The open source Eclipse Foundation secured another ally when Computer Associates International agreed to join and contribute code to the Eclipse Test and Performance Tools Platform (TPTP) project.
Members of the TPTP Top-Level project are building a standards-based
platform that software developers can use to fashion tools for tracing/profiling, tuning, logging, monitoring, analysis and autonomics in computing systems.
Eclipse’s TPTP Project Management Committee (PMC) has also chosen CA to spearhead the TPTP Monitoring Tools project, according to a statement.
Work for aligning CA with Eclipse is already under way: CA has worked closely
with the Eclipse Project to integrate its AllFusion Harvest Change Manager
with Eclipse 3.0.
AllFusion Harvest Change Manager manages software lifecycles to improve the
quality of traditional and Web-based applications. Access of the AllFusion
application from any Eclipse environment provides a single console for
changes and helps meet government record-keeping and compliance guidelines.
Computer Associates competes with IBM , HP
,
Mercury Interactive and Serena Software
in the market for management software.
Eclipse has been on a development roll since severing
long-time ties with IBM, which had dumped $40 million to fund the project,
prompting rivals such as Sun Microsystems
to perceive Big Blue as the mastermind behind the
organization.
Sun, which supports its own developer’s platform called
NetBeans, flirted with
joining Eclipse.

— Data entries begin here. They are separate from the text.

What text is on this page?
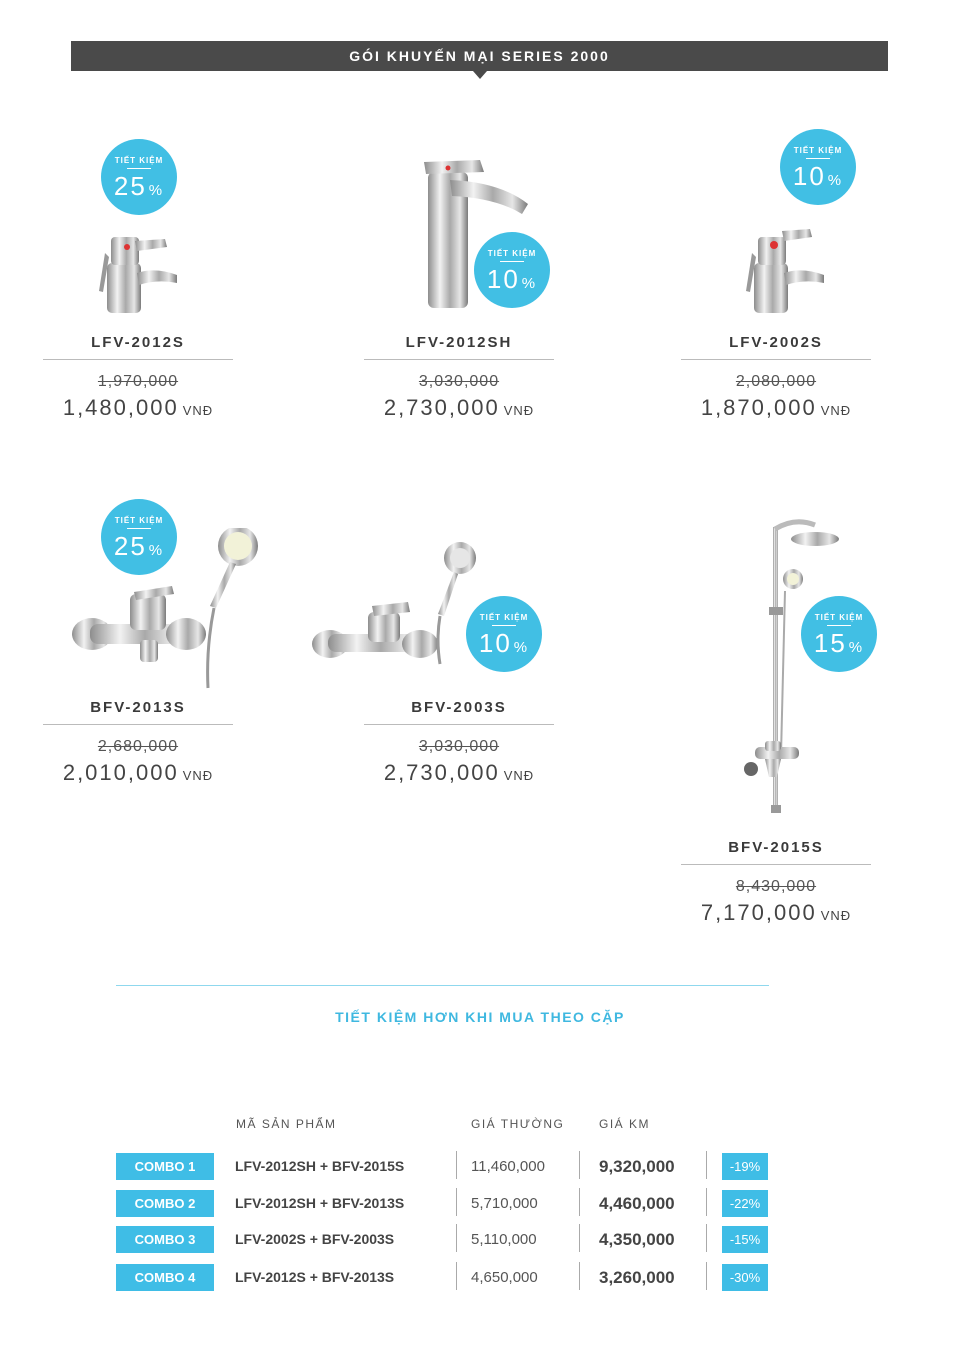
GÓI KHUYẾN MẠI SERIES 2000
TIẾT KIỆM
25 %
LFV-2012S
1,970,000
1,480,000 VNĐ
TIẾT KIỆM
10 %
LFV-2012SH
3,030,000
2,730,000 VNĐ
TIẾT KIỆM
10 %
LFV-2002S
2,080,000
1,870,000 VNĐ
TIẾT KIỆM
25 %
BFV-2013S
2,680,000
2,010,000 VNĐ
TIẾT KIỆM
10 %
BFV-2003S
3,030,000
2,730,000 VNĐ
TIẾT KIỆM
15 %
BFV-2015S
8,430,000
7,170,000 VNĐ
TIẾT KIỆM HƠN KHI MUA THEO CẶP
MÃ SẢN PHẨM	GIÁ THƯỜNG	GIÁ KM
COMBO 1	LFV-2012SH + BFV-2015S	11,460,000	9,320,000	-19%
COMBO 2	LFV-2012SH + BFV-2013S	5,710,000	4,460,000	-22%
COMBO 3	LFV-2002S + BFV-2003S	5,110,000	4,350,000	-15%
COMBO 4	LFV-2012S + BFV-2013S	4,650,000	3,260,000	-30%
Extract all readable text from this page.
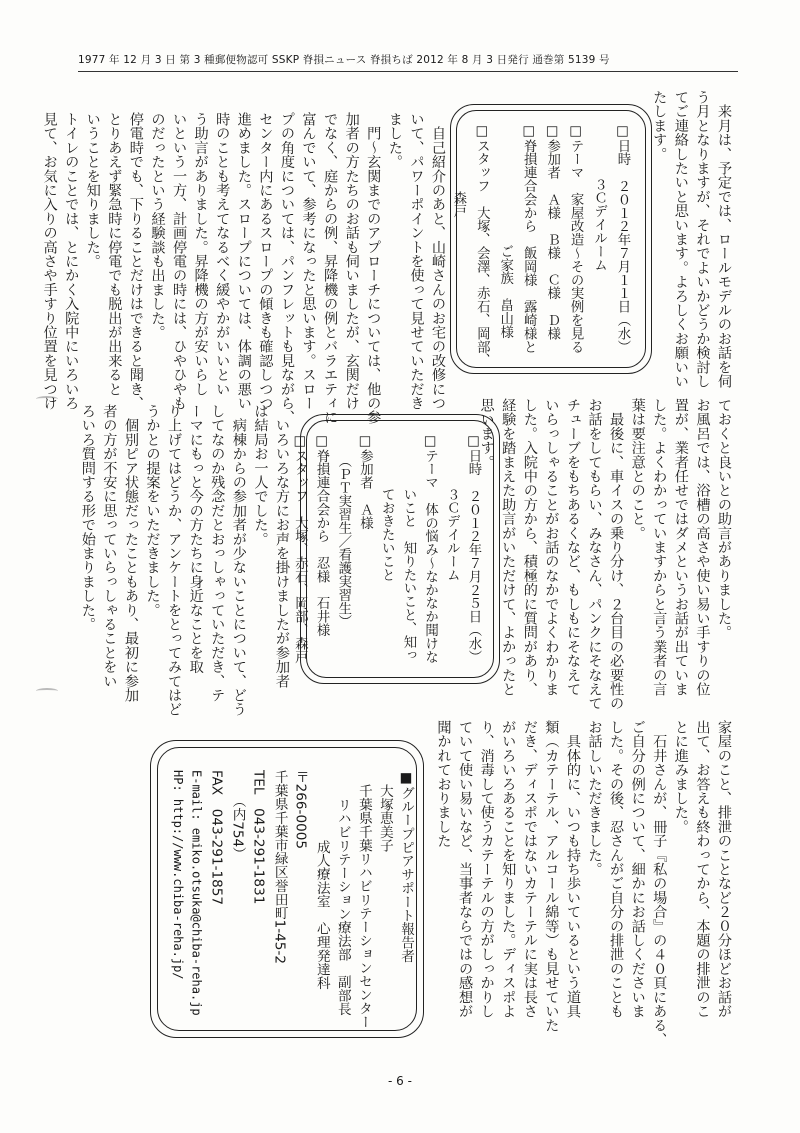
1977 年 12 月 3 日 第 3 種郵便物認可 SSKP 脊損ニュース 脊損ちば 2012 年 8 月 3 日発行 通巻第 5139 号
　来月は、予定では、ロールモデルのお話を伺
う月となりますが、それでよいかどうか検討し
てご連絡したいと思います。よろしくお願いい
たします。
□日時　２０１２年７月１１日（水）
　　　　３Ｃデイルーム
□テーマ　家屋改造～その実例を見る
□参加者　Ａ様　Ｂ様　Ｃ様　Ｄ様
□脊損連合会から　飯岡様　露崎様と
　　　　　　　　　ご家族　畠山様
□スタッフ　大塚、会澤、赤石、岡部、
　　　　　森戸
　自己紹介のあと、山崎さんのお宅の改修につ
いて、パワーポイントを使って見せていただき
ました。
　門～玄関までのアプローチについては、他の参
加者の方たちのお話も伺いましたが、玄関だけ
でなく、庭からの例、昇降機の例とバラエティに
富んでいて、参考になったと思います。スロー
プの角度については、パンフレットも見ながら、
センター内にあるスロープの傾きも確認しつつ
進めました。スロープについては、体調の悪い
時のことも考えてなるべく緩やかがいいとい
う助言がありました。昇降機の方が安いらし
いという一方、計画停電の時には、ひやひやも
のだったという経験談も出ました。
停電時でも、下りることだけはできると聞き、
とりあえず緊急時に停電でも脱出が出来ると
いうことを知りました。
トイレのことでは、とにかく入院中にいろいろ
見て、お気に入りの高さや手すり位置を見つけ
ておくと良いとの助言がありました。
お風呂では、浴槽の高さや使い易い手すりの位
置が、業者任せではダメというお話が出ていま
した。よくわかっていますからと言う業者の言
葉は要注意とのこと。
　最後に、車イスの乗り分け、２台目の必要性の
お話をしてもらい、みなさん、パンクにそなえて
チューブをもちあるくなど、もしもにそなえて
いらっしゃることがお話のなかでよくわかりま
した。入院中の方から、積極的に質問があり、
経験を踏まえた助言がいただけて、よかったと
思います。
□日時　２０１２年７月２５日（水）
　　　　３Ｃデイルーム
□テーマ　体の悩み～なかなか聞けな
　　　　いこと　知りたいこと、知っ
　　　　ておきたいこと
□参加者　Ａ様
　　（ＰＴ実習生／看護実習生）
□脊損連合会から　忍様　石井様
□スタッフ　大塚、赤石、岡部、森戸
　いろいろな方にお声を掛けましたが参加者
は結局お一人でした。
　病棟からの参加者が少ないことについて、どう
してなのか残念だとおっしゃっていただき、テ
ーマにもっと今の方たちに身近なことを取
り上げてはどうか、アンケートをとってみてはど
うかとの提案をいただきました。
　個別ピア状態だったこともあり、最初に参加
者の方が不安に思っていらっしゃることをい
ろいろ質問する形で始まりました。
家屋のこと、排泄のことなど２０分ほどお話が
出て、お答えも終わってから、本題の排泄のこ
とに進みました。
　石井さんが、冊子『私の場合』の４０頁にある、
ご自分の例について、細かにお話しくださいま
した。その後、忍さんがご自分の排泄のことも
お話しいただきました。
　具体的に、いつも持ち歩いているという道具
類（カテーテル、アルコール綿等）も見せていた
だき、ディスポではないカテーテルに実は長さ
がいろいろあることを知りました。ディスポよ
り、消毒して使うカテーテルの方がしっかりし
ていて使い易いなど、当事者ならではの感想が
聞かれておりました
■グループピアサポート報告者
大塚恵美子
千葉県千葉リハビリテーションセンター
リハビリテーション療法部　副部長
成人療法室　心理発達科
〒266-0005
千葉県千葉市緑区誉田町1-45-2
TEL　043-291-1831
（内754）
FAX　043-291-1857
E-mail: emiko.otsuka@chiba-reha.jp
HP: http://www.chiba-reha.jp/
- 6 -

But neither Eclipse nor Sun have been able to bridge the
technical and philosophical gaps associated with two distinct organizations.
The group appointed
former Oracle employee Mike Milinkovich executive director last spring and
reorganized into a tiered structure, committing itself to completing open source and
commercial projects. In June, the group rolled out
the third version of the Java-based Eclipse tools platform.